Laporan Wartawan Tribunnews.com, Aisyah Nursyamsi
TRIBUNNEWS.COM, JAKARTA- Baru-baru ini, kabar duka datang dari dunia hiburan tanah air.
Artis senior Kiki Fatmala meninggal dunia, Jumat (1/12/2023), akibat komplikasi kanker.
Baca juga: Ini Kebiasaan yang Tidak Disadari Bisa Picu Kanker Paru Seperti yang Diidap Mendiang Kiki Fatmala
Kanker paru-paru memang masih menjadi persoalan di Indonesia.
Lantas, kapan sebaiknya seseorang lakukan skrining?
Terkait hal ini, Ketua Kelompok Kerja (Pokja) Onkologi dari Perhimpunan Dokter Paru Indonesia (PDPI) dr Sita Laksmi Andarini, PhD, SpP(K) beri penjelasan.
Skrining sendiri adalah proses menemukan kasus sebelum ada gejala.
Baca juga: Kanker Paru-paru Ancam Warga Terdampak Kebakaran TPA Sarimukti Bandung
Seandainya belum ada gejala, skrining dilakukan pertama pada seseorang di atas umur 45 tahun perokok aktif.
Atau, seseorang yang punya riwayat merokok hingga 10 tahun.
Kedua, mereka yang memiliki pekerjaan yang berhubungan dengan bahan kimia atau berhubungan dengan silika.
"Contohnya bekerja di pertambangan, pabrik kaca, bahan bangunan, pabrik semen atau berhubungan dengan asbes," ungkapnya pada media briefing virtual, Senin (4/12/2023).

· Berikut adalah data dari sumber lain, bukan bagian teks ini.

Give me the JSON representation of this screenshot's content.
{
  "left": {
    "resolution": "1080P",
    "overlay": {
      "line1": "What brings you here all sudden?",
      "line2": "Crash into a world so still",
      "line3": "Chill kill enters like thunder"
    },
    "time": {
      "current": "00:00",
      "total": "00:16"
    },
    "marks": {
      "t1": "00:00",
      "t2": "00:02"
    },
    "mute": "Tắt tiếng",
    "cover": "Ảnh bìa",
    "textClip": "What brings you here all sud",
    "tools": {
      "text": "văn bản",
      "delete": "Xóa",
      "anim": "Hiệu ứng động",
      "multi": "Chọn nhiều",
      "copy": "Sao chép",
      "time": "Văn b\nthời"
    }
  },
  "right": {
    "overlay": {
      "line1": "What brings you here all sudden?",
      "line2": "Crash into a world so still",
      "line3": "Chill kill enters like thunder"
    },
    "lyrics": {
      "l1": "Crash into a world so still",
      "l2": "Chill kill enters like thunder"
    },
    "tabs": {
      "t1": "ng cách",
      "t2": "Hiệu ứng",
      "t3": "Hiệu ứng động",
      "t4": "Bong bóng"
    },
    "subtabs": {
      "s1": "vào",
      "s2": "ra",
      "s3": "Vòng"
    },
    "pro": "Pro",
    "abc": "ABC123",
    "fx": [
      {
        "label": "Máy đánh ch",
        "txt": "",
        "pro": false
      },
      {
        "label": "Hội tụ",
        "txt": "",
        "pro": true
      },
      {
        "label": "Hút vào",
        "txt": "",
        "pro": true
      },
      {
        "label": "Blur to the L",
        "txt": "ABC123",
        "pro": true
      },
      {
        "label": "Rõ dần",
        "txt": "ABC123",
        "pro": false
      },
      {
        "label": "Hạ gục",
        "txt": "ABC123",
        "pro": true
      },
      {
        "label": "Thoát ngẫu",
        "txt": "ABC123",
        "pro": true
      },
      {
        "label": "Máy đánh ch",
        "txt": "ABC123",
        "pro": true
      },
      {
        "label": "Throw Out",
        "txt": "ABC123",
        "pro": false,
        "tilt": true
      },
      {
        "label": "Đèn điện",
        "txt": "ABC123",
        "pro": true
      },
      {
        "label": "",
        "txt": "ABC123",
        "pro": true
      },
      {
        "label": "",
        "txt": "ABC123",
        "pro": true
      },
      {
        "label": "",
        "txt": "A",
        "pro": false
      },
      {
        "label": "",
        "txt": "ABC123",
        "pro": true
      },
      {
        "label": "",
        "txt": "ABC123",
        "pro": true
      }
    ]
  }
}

Ketiga, punya riwayat tuberkulosis (TBC) paru-paru.
Keempat, orang yang berusia di atas 40 tahun atau lebih muda kalau memiliki risiko pada keluarga.
Jadi yang dilakukan adalah pemeriksaan CT scan dosis radiasi rendah atau omografi terkomputasi dosis rendah (LDCT)
Upaya skrining ini dianjurkan dilakukan berkala 2 tahun sekali.
"Di mana dilakukannya di rumah sakit rujukan tipe D atau tipe C. Bisa memintakan rujukan dari puskesmas atau fasilitas kesehatan primer," tutupnya.